The Week Of Reckoning

It's the last week of the first month of the quarter, so that means blizzard of economic news. On Wednesday we get advance GDP Q1 and Chicago PMI. Then on Thursday and Friday we get initial claims, the monthly employment report, auto sales, NACM, ISM, and nondurables in factory orders. It will be interesting.

I am mired in work right now, so I will not be able to get back to the issue of law and European ethnic cleansing for a bit, or not to the degree necessary. If I can't get back to it this week, I will get back to it next weekend.

Energyecon wanted discussion of the ATA truck tonnage index in March:


Obviously this shows a break. However March was something of an oddity; an auto related strike sharply reduced some shipments. The pattern preceding March had been that commodity shipments were up while intermodal shipments were down. See rail for March:
Railroads originated 1,308,482 carloads of freight in March 2008, down 0.1 percent (1,467 carloads) from March 2007, the AAR said.

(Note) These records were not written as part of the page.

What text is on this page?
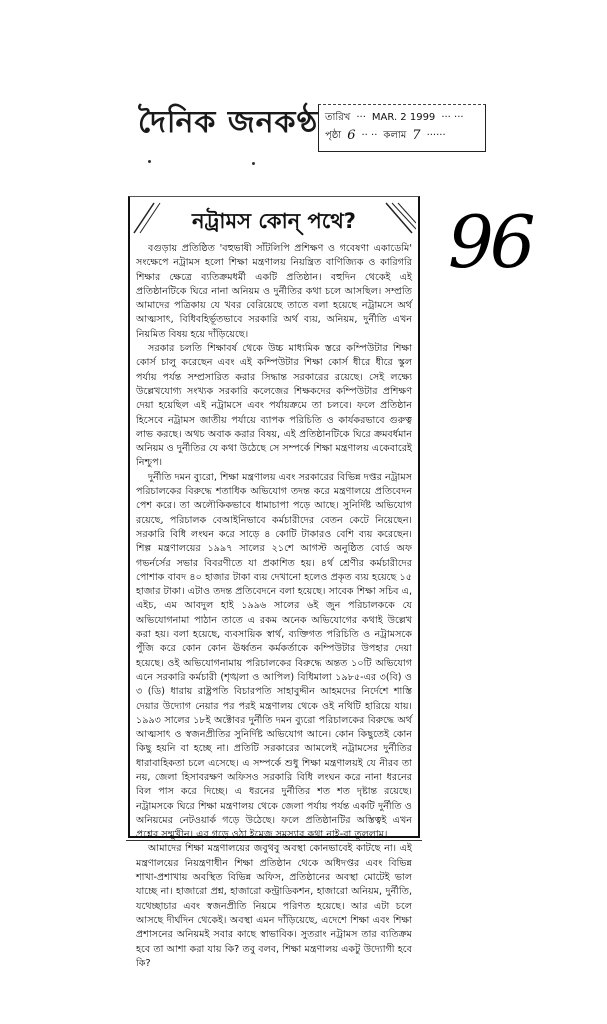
দৈনিক জনকণ্ঠ তারিখ ··· MAR. 2 1999 ··· ···
পৃষ্ঠা 6 ·· ·· কলাম 7 ······
96
নট্রামস কোন্ পথে?

বগুড়ায় প্রতিষ্ঠিত 'বহুভাষী সাঁটলিপি প্রশিক্ষণ ও গবেষণা একাডেমি' সংক্ষেপে নট্রামস হলো শিক্ষা মন্ত্রণালয় নিয়ন্ত্রিত বাণিজ্যিক ও কারিগরি শিক্ষার ক্ষেত্রে ব্যতিক্রমধর্মী একটি প্রতিষ্ঠান। বহুদিন থেকেই এই প্রতিষ্ঠানটিকে ঘিরে নানা অনিয়ম ও দুর্নীতির কথা চলে আসছিল। সম্প্রতি আমাদের পত্রিকায় যে খবর বেরিয়েছে তাতে বলা হয়েছে নট্রামসে অর্থ আত্মসাৎ, বিধিবহির্ভূতভাবে সরকারি অর্থ ব্যয়, অনিয়ম, দুর্নীতি এখন নিয়মিত বিষয় হয়ে দাঁড়িয়েছে।

সরকার চলতি শিক্ষাবর্ষ থেকে উচ্চ মাধ্যমিক স্তরে কম্পিউটার শিক্ষা কোর্স চালু করেছেন এবং এই কম্পিউটার শিক্ষা কোর্স ধীরে ধীরে স্কুল পর্যায় পর্যন্ত সম্প্রসারিত করার সিদ্ধান্ত সরকারের রয়েছে। সেই লক্ষ্যে উল্লেখযোগ্য সংখ্যক সরকারি কলেজের শিক্ষকদের কম্পিউটার প্রশিক্ষণ দেয়া হয়েছিল এই নট্রামসে এবং পর্যায়ক্রমে তা চলবে। ফলে প্রতিষ্ঠান হিসেবে নট্রামস জাতীয় পর্যায়ে ব্যাপক পরিচিতি ও কার্যকরভাবে গুরুত্ব লাভ করছে। অথচ অবাক করার বিষয়, এই প্রতিষ্ঠানটিকে ঘিরে ক্রমবর্ধমান অনিয়ম ও দুর্নীতির যে কথা উঠেছে সে সম্পর্কে শিক্ষা মন্ত্রণালয় একেবারেই নিশ্চুপ।

দুর্নীতি দমন ব্যুরো, শিক্ষা মন্ত্রণালয় এবং সরকারের বিভিন্ন দপ্তর নট্রামস পরিচালকের বিরুদ্ধে শতাধিক অভিযোগ তদন্ত করে মন্ত্রণালয়ে প্রতিবেদন পেশ করে। তা অলৌকিকভাবে ধামাচাপা পড়ে আছে। সুনির্দিষ্ট অভিযোগ রয়েছে, পরিচালক বেআইনিভাবে কর্মচারীদের বেতন কেটে নিয়েছেন। সরকারি বিধি লংঘন করে সাড়ে ৪ কোটি টাকারও বেশি ব্যয় করেছেন। শিল্প মন্ত্রণালয়ের ১৯৯৭ সালের ২১শে আগস্ট অনুষ্ঠিত বোর্ড অফ গভর্নর্সের সভার বিবরণীতে যা প্রকাশিত হয়। ৪র্থ শ্রেণীর কর্মচারীদের পোশাক বাবদ ৪০ হাজার টাকা ব্যয় দেখানো হলেও প্রকৃত ব্যয় হয়েছে ১৫ হাজার টাকা। এটাও তদন্ত প্রতিবেদনে বলা হয়েছে। সাবেক শিক্ষা সচিব এ, এইচ, এম আবদুল হাই ১৯৯৬ সালের ৬ই জুন পরিচালককে যে অভিযোগনামা পাঠান তাতে এ রকম অনেক অভিযোগের কথাই উল্লেখ করা হয়। বলা হয়েছে, ব্যবসায়িক স্বার্থ, ব্যক্তিগত পরিচিতি ও নট্রামসকে পুঁজি করে কোন কোন ঊর্ধ্বতন কর্মকর্তাকে কম্পিউটার উপহার দেয়া হয়েছে। ওই অভিযোগনামায় পরিচালকের বিরুদ্ধে অন্তত ১০টি অভিযোগ এনে সরকারি কর্মচারী (শৃঙ্খলা ও আপিল) বিধিমালা ১৯৮৫-এর ৩(বি) ও ৩ (ডি) ধারায় রাষ্ট্রপতি বিচারপতি সাহাবুদ্দীন আহমদের নির্দেশে শাস্তি দেয়ার উদ্যোগ নেয়ার পর পরই মন্ত্রণালয় থেকে ওই নথিটি হারিয়ে যায়। ১৯৯৩ সালের ১৮ই অক্টোবর দুর্নীতি দমন ব্যুরো পরিচালকের বিরুদ্ধে অর্থ আত্মসাৎ ও স্বজনপ্রীতির সুনির্দিষ্ট অভিযোগ আনে। কোন কিছুতেই কোন কিছু হয়নি বা হচ্ছে না। প্রতিটি সরকারের আমলেই নট্রামসের দুর্নীতির ধারাবাহিকতা চলে এসেছে। এ সম্পর্কে শুধু শিক্ষা মন্ত্রণালয়ই যে নীরব তা নয়, জেলা হিসাবরক্ষণ অফিসও সরকারি বিধি লংঘন করে নানা ধরনের বিল পাস করে দিচ্ছে। এ ধরনের দুর্নীতির শত শত দৃষ্টান্ত রয়েছে। নট্রামসকে ঘিরে শিক্ষা মন্ত্রণালয় থেকে জেলা পর্যায় পর্যন্ত একটি দুর্নীতি ও অনিয়মের নেটওয়ার্ক গড়ে উঠেছে। ফলে প্রতিষ্ঠানটির অস্তিত্বই এখন প্রশ্নের সম্মুখীন। এর গড়ে ওঠা ইমেজ সমস্যার কথা নাই-বা তুললাম।

আমাদের শিক্ষা মন্ত্রণালয়ের জবুথবু অবস্থা কোনভাবেই কাটছে না। এই মন্ত্রণালয়ের নিয়ন্ত্রণাধীন শিক্ষা প্রতিষ্ঠান থেকে অধিদপ্তর এবং বিভিন্ন শাখা-প্রশাখায় অবস্থিত বিভিন্ন অফিস, প্রতিষ্ঠানের অবস্থা মোটেই ভাল যাচ্ছে না। হাজারো প্রশ্ন, হাজারো কন্ট্রাডিকশন, হাজারো অনিয়ম, দুর্নীতি, যথেচ্ছাচার এবং স্বজনপ্রীতি নিয়মে পরিণত হয়েছে। আর এটা চলে আসছে দীর্ঘদিন থেকেই। অবস্থা এমন দাঁড়িয়েছে, এদেশে শিক্ষা এবং শিক্ষা প্রশাসনের অনিয়মই সবার কাছে স্বাভাবিক। সুতরাং নট্রামস তার ব্যতিক্রম হবে তা আশা করা যায় কি? তবু বলব, শিক্ষা মন্ত্রণালয় একটু উদ্যোগী হবে কি?
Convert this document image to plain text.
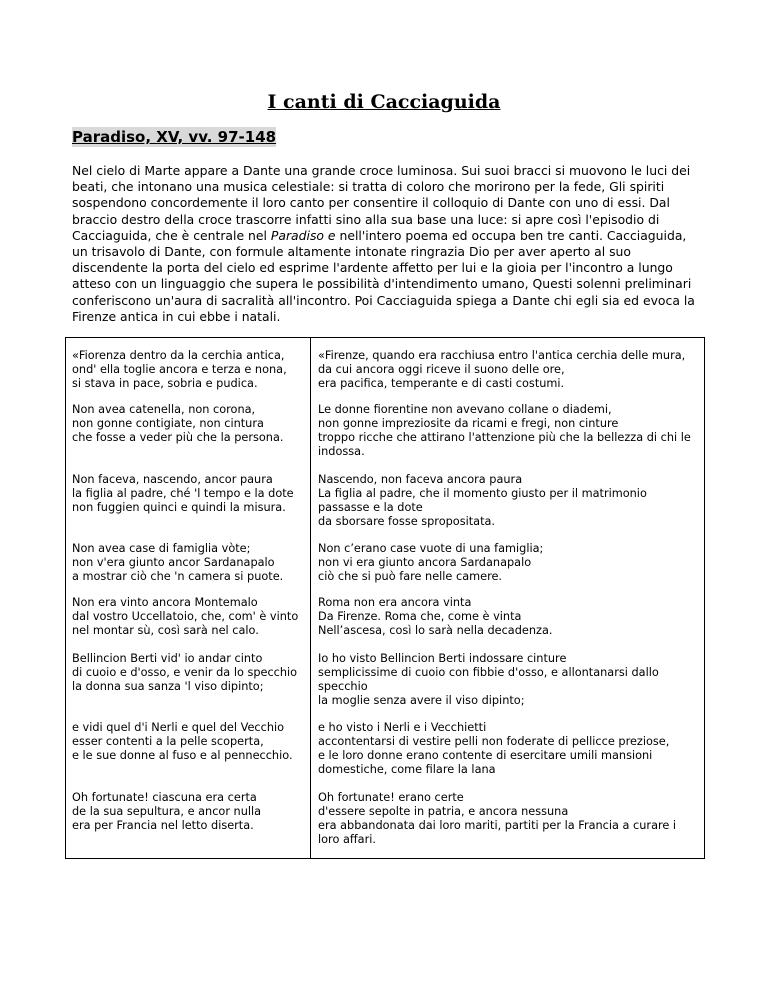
I canti di Cacciaguida
Paradiso, XV, vv. 97-148

Nel cielo di Marte appare a Dante una grande croce luminosa. Sui suoi bracci si muovono le luci dei beati, che intonano una musica celestiale: si tratta di coloro che morirono per la fede, Gli spiriti sospendono concordemente il loro canto per consentire il colloquio di Dante con uno di essi. Dal braccio destro della croce trascorre infatti sino alla sua base una luce: si apre così l'episodio di Cacciaguida, che è centrale nel Paradiso e nell'intero poema ed occupa ben tre canti. Cacciaguida, un trisavolo di Dante, con formule altamente intonate ringrazia Dio per aver aperto al suo discendente la porta del cielo ed esprime l'ardente affetto per lui e la gioia per l'incontro a lungo atteso con un linguaggio che supera le possibilità d'intendimento umano, Questi solenni preliminari conferiscono un'aura di sacralità all'incontro. Poi Cacciaguida spiega a Dante chi egli sia ed evoca la Firenze antica in cui ebbe i natali.

«Fiorenza dentro da la cerchia antica,
ond' ella toglie ancora e terza e nona,
si stava in pace, sobria e pudica.

«Firenze, quando era racchiusa entro l'antica cerchia delle mura,
da cui ancora oggi riceve il suono delle ore,
era pacifica, temperante e di casti costumi.

Non avea catenella, non corona,
non gonne contigiate, non cintura
che fosse a veder più che la persona.

Le donne fiorentine non avevano collane o diademi,
non gonne impreziosite da ricami e fregi, non cinture
troppo ricche che attirano l'attenzione più che la bellezza di chi le indossa.

Non faceva, nascendo, ancor paura
la figlia al padre, ché 'l tempo e la dote
non fuggien quinci e quindi la misura.

Nascendo, non faceva ancora paura
La figlia al padre, che il momento giusto per il matrimonio passasse e la dote
da sborsare fosse spropositata.

Non avea case di famiglia vòte;
non v'era giunto ancor Sardanapalo
a mostrar ciò che 'n camera si puote.

Non c’erano case vuote di una famiglia;
non vi era giunto ancora Sardanapalo
ciò che si può fare nelle camere.

Non era vinto ancora Montemalo
dal vostro Uccellatoio, che, com' è vinto
nel montar sù, così sarà nel calo.

Roma non era ancora vinta
Da Firenze. Roma che, come è vinta
Nell’ascesa, così lo sarà nella decadenza.

Bellincion Berti vid' io andar cinto
di cuoio e d'osso, e venir da lo specchio
la donna sua sanza 'l viso dipinto;

Io ho visto Bellincion Berti indossare cinture
semplicissime di cuoio con fibbie d'osso, e allontanarsi dallo specchio
la moglie senza avere il viso dipinto;

e vidi quel d'i Nerli e quel del Vecchio
esser contenti a la pelle scoperta,
e le sue donne al fuso e al pennecchio.

e ho visto i Nerli e i Vecchietti
accontentarsi di vestire pelli non foderate di pellicce preziose,
e le loro donne erano contente di esercitare umili mansioni domestiche, come filare la lana

Oh fortunate! ciascuna era certa
de la sua sepultura, e ancor nulla
era per Francia nel letto diserta.

Oh fortunate! erano certe
d'essere sepolte in patria, e ancora nessuna
era abbandonata dai loro mariti, partiti per la Francia a curare i loro affari.
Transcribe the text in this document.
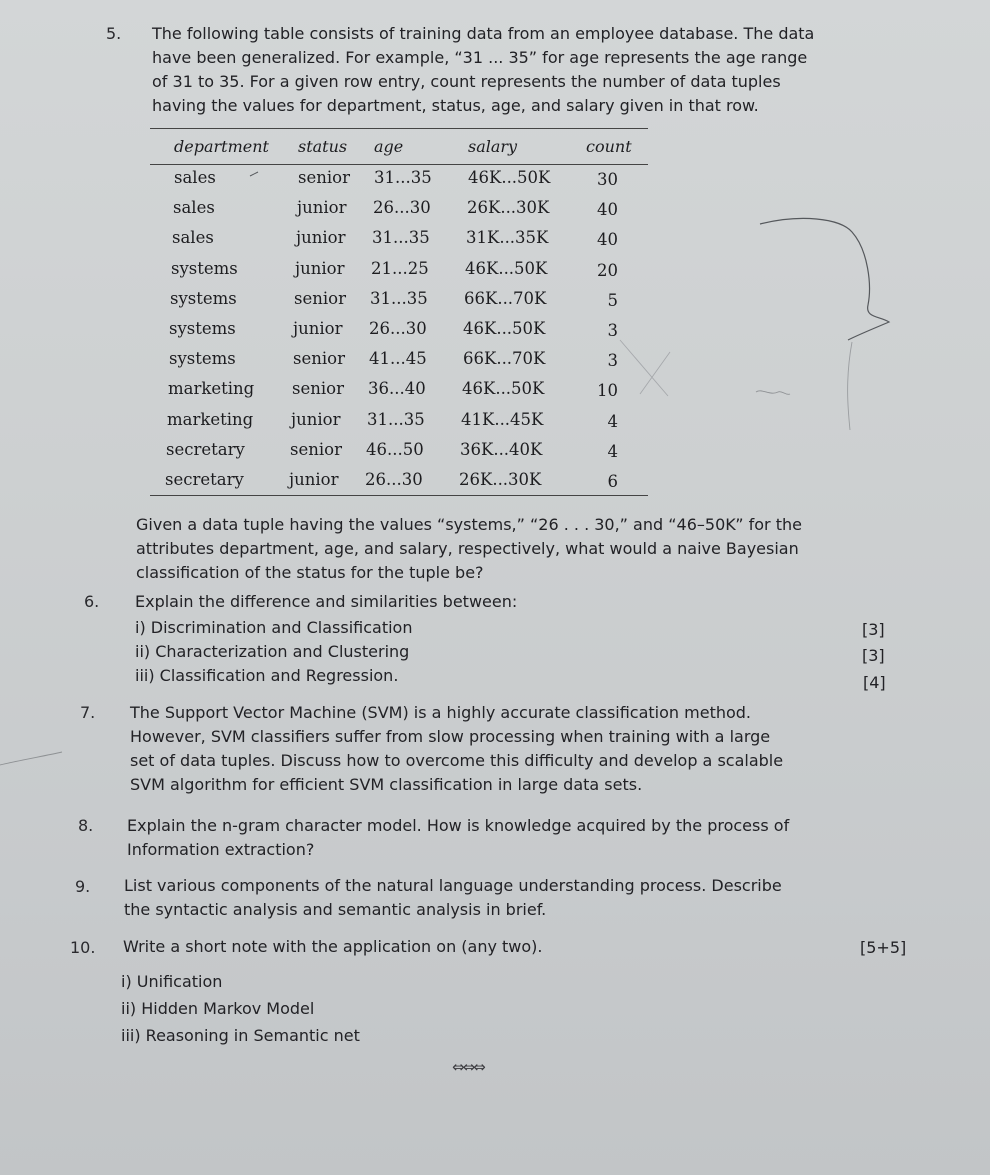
5. The following table consists of training data from an employee database. The data
have been generalized. For example, “31 ... 35” for age represents the age range
of 31 to 35. For a given row entry, count represents the number of data tuples
having the values for department, status, age, and salary given in that row.
department status age	salary	count
sales	senior 31...35 46K...50K	30
sales	junior 26...30 26K...30K	40
sales	junior 31...35 31K...35K	40
systems	junior 21...25 46K...50K	20
systems	senior 31...35 66K...70K	5
systems	junior 26...30 46K...50K	3
systems	senior 41...45 66K...70K	3
marketing senior 36...40 46K...50K	10
marketing junior 31...35 41K...45K	4
secretary	senior 46...50 36K...40K	4
secretary	junior 26...30 26K...30K	6
Given a data tuple having the values “systems,” “26 . . . 30,” and “46–50K” for the
attributes department, age, and salary, respectively, what would a naive Bayesian
classification of the status for the tuple be?
6. Explain the difference and similarities between:
i) Discrimination and Classification	[3]
ii) Characterization and Clustering	[3]
iii) Classification and Regression.	[4]
7. The Support Vector Machine (SVM) is a highly accurate classification method.
However, SVM classifiers suffer from slow processing when training with a large
set of data tuples. Discuss how to overcome this difficulty and develop a scalable
SVM algorithm for efficient SVM classification in large data sets.
8. Explain the n-gram character model. How is knowledge acquired by the process of
Information extraction?
9. List various components of the natural language understanding process. Describe
the syntactic analysis and semantic analysis in brief.
10. Write a short note with the application on (any two).	[5+5]
i) Unification
ii) Hidden Markov Model
iii) Reasoning in Semantic net
⇔⇔⇔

U.S. intermodal rail traffic, which consists of trailers and containers on flat cars and is not included in carload figures, totaled 856,404 units in March 2008, down 5.7 percent (51,705 trailers and containers) compared to March 2007.
The rail pattern so far in April is showing some sustained weakness but a return to overall volume increases on strong carloads:
Total volume was estimated at 34.9 billion ton-miles, up 3.3 percent from the 16th week of 2007.
...
Cumulative volume for the first 16 weeks of 2008 totaled 5,169,692 carloads, up 1.0 percent from 2007; 3,487,182 trailers or containers, down 3.5 percent; and total volume of an estimated 534.9 billion ton-miles, up 2.3 percent from last year.
Other factors which combined to make March a bit odd were probably the timing of orders for Easter and spring break since Easter was so early this year. We are beginning to see more overall weakness in construction-related shipments. Last year was weak, but sustained somewhat by stronger commercial and industrial construction. This year that impetus is fading.

Interestingly, intermodal shipments are beginning to revive a bit.

I believe that strength in production shipments is not really slumping aside from autos and construction. What is amazing is that overall volume has been pushing up as autos and construction slump.

Trucking costs are escalating sharply with the rise of diesel, so one would expect some traffic to be diverted to rail wherever possible. However trucking accounts for the bulk of freight and rail cannot pick up too much of it.

Comments:
Thanks MoM - much obliged!

I will be back and reread, always enjoy your well considered read of the data...have a good evening.